Published by Black’s Readers Service Company, Roslyn, New York. Copyright, 1928, 1938, by Walter J. Black, Inc. Red hardcover with Emile Zola printed on front in gold letters and The Works of Zola in gold print enclosed in a black box on the spine. Approximately 5 1/4″ x 7 1/2″. Pages are laid out in double columns.

It appears that this One Volume Edition as it is described on the title page was once issued in two separate volumes. This volume has two Sections with separate numbering. There is no extra information and the translator is not credited. Based on information Jonathan found in Garden of Zola by Graham King, the contents were probably taken from works contained in Collected Works of Emile Zola (1928, Walter J. Black Inc, N.Y.) which used Vizetelly texts.

Contents

Section I

Nana

Section II

The Miller’s Daughter
Captain Burle
The Death of Olivier Becaille
Jacques Damour
The Inundation
A Love Episode

 

The same translations of all but two of the individual works are available in numerous formats from Project Gutenberg.

Nana is a novel in Zola’s Rougon-Macquart Cycle. The same translation of Nana can be found in Four Short Stories (even though it is a novel). This work also includes identical translations of The Miller’s Daughter, Captain Burle and The Death of Olivier Becaille. I am unable to find the an English translation of Jacques Damour.
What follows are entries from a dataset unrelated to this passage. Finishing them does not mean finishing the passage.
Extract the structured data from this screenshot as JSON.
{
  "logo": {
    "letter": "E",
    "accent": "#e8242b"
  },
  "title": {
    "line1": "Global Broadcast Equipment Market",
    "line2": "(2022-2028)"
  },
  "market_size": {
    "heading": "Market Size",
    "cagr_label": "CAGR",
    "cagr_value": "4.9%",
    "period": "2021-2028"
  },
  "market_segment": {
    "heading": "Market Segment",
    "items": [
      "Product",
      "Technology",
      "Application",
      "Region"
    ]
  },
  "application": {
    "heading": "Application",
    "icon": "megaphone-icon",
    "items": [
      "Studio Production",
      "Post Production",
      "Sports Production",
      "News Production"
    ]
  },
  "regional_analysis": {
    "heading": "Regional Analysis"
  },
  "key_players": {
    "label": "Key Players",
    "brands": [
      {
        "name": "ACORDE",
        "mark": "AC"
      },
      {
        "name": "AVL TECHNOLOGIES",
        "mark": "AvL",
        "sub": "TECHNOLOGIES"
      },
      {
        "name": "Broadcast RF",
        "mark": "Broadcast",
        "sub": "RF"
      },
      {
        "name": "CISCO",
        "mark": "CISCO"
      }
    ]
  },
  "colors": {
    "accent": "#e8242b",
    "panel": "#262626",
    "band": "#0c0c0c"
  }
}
A different translation of The Inundation is available as The Flood.

A Love Episode is another novel in Zola’s Rougon-Macquart Cycle. The same translation was used in a beautiful edition of the Comédie d’Amour Series published by the Société des Beaux-Arts in 1905 and illustrated by Dantan.
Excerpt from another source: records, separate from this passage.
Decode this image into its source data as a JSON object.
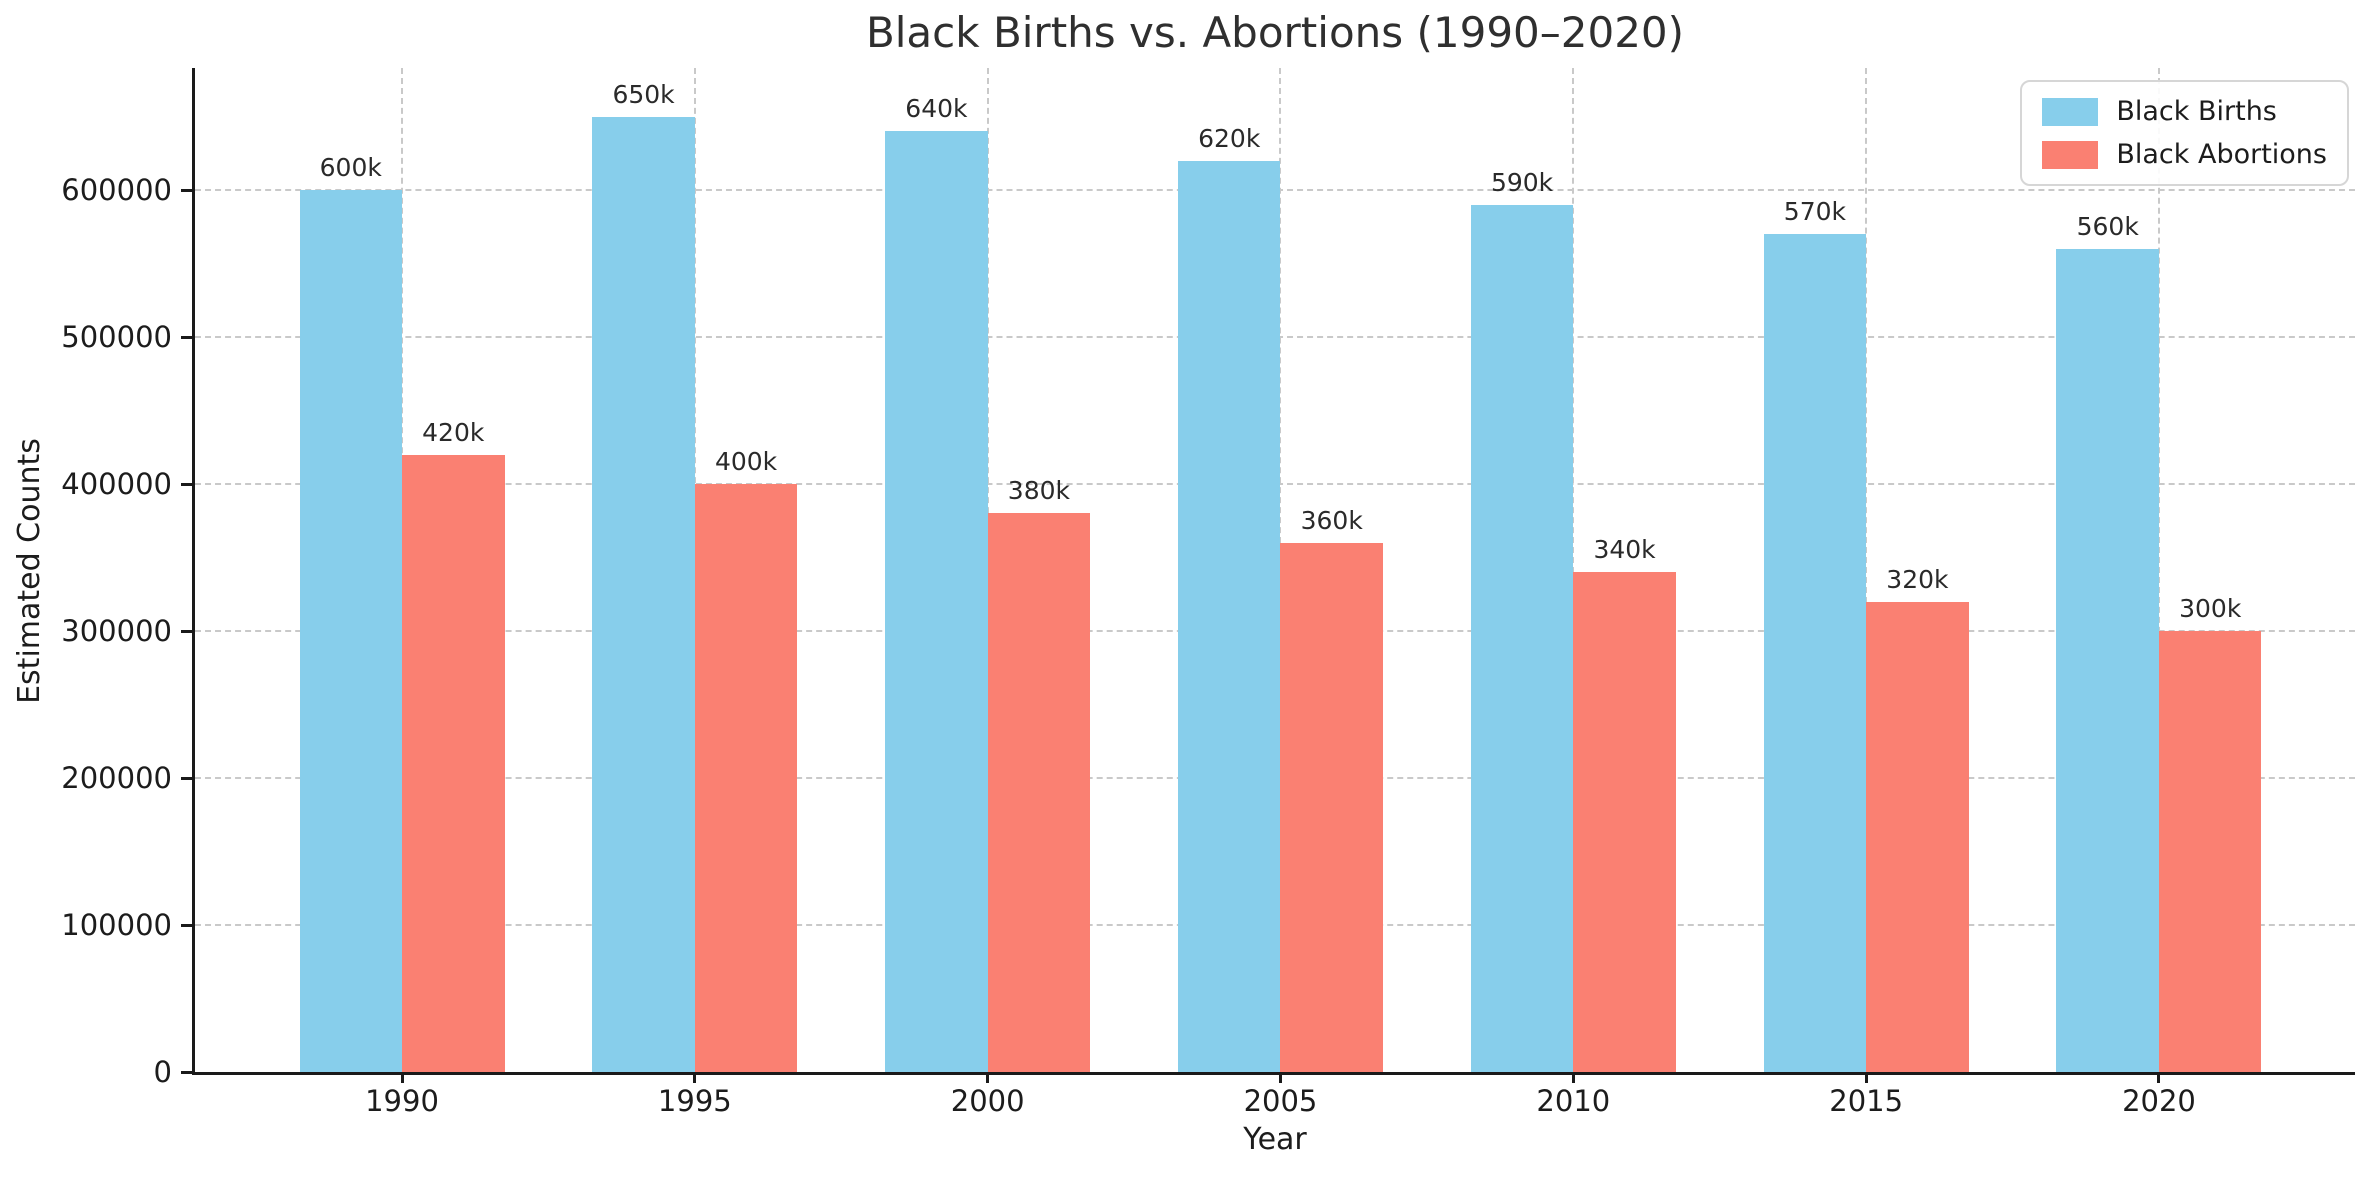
{
  "chart_data": {
    "type": "bar",
    "title": "Black Births vs. Abortions (1990–2020)",
    "xlabel": "Year",
    "ylabel": "Estimated Counts",
    "categories": [
      "1990",
      "1995",
      "2000",
      "2005",
      "2010",
      "2015",
      "2020"
    ],
    "series": [
      {
        "name": "Black Births",
        "color": "#87CEEB",
        "values": [
          600000,
          650000,
          640000,
          620000,
          590000,
          570000,
          560000
        ],
        "value_labels": [
          "600k",
          "650k",
          "640k",
          "620k",
          "590k",
          "570k",
          "560k"
        ]
      },
      {
        "name": "Black Abortions",
        "color": "#FA8072",
        "values": [
          420000,
          400000,
          380000,
          360000,
          340000,
          320000,
          300000
        ],
        "value_labels": [
          "420k",
          "400k",
          "380k",
          "360k",
          "340k",
          "320k",
          "300k"
        ]
      }
    ],
    "ylim": [
      0,
      683000
    ],
    "yticks": [
      0,
      100000,
      200000,
      300000,
      400000,
      500000,
      600000
    ],
    "ytick_labels": [
      "0",
      "100000",
      "200000",
      "300000",
      "400000",
      "500000",
      "600000"
    ],
    "grid": "dashed, both axes",
    "legend_position": "top-right"
  }
}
Rougon-Macquart Reading Order per Vizetelly

In his book Émile Zola Novelist and Reformer, An Account of His Life and Work (1904), Ernest Alfred Vizetelly, a long-time acquaintance of Zola’s, devoted fifteen pages to explaining a recommended reading order for the twenty Rougon-Macquart novels which differed from the publication order. We have this order shown on our Recommended Reading Order Page. Thank you to Joao for bringing this source to our attention.

Vizetelly says this order was indicated by Zola in Le Docteur Pascal (1893) although I am unclear if it is in the novel itself or in an Introduction. My edition, translated by Mary J. Serrano has no Introduction. Further information is welcome if anyone has an edition with an Introduction addressing this or information from a different source. Le Docteur Pascal was the last of the Rougon-Macquart novels to be published. It should be read last even if you don’t follow a specific reading pattern since it involves the history of many of the characters. Vizetelly further states that the order was confirmed to him personally by Zola.

It has been too long since I read Le Docteur Pascal for me to remember how it was laid out but going by Vizetelly’s book, the order seems logical. La Fortune des Rougon (1871) is first as it sets out the beginnings of the Rougon and Macquart families. The next nine novels detail all of the Rougon side of the family, including the Mourets, with the exception of Doctor Pascal himself. Beginning with Le Ventre de Paris (1873), the next nine novels focus on the illegitimate side of the family, the Macquarts. Finally, the 20th book, Le Docteur Pascal, features Pascal Rougon who has kept a family history to aid his research into heredity.

Depending on their taste, this order would probably work well for readers committed to reading all twenty novels. What I dislike about it is that it might not work for readers who have not yet discovered Zola and are trying a novel or two before deciding to read the entire series. We can assume there is a reason some of the novels are better known and more popular than others. Justified or not, these novels would appear to be of the most interest to the general reading public. Most of these are listed even later in the recommended reading order than in the chronological order. In either case, it is to be feared that the new reader would not be drawn into Zola’s world and would give up before reading one which would encourage them to read the entire series.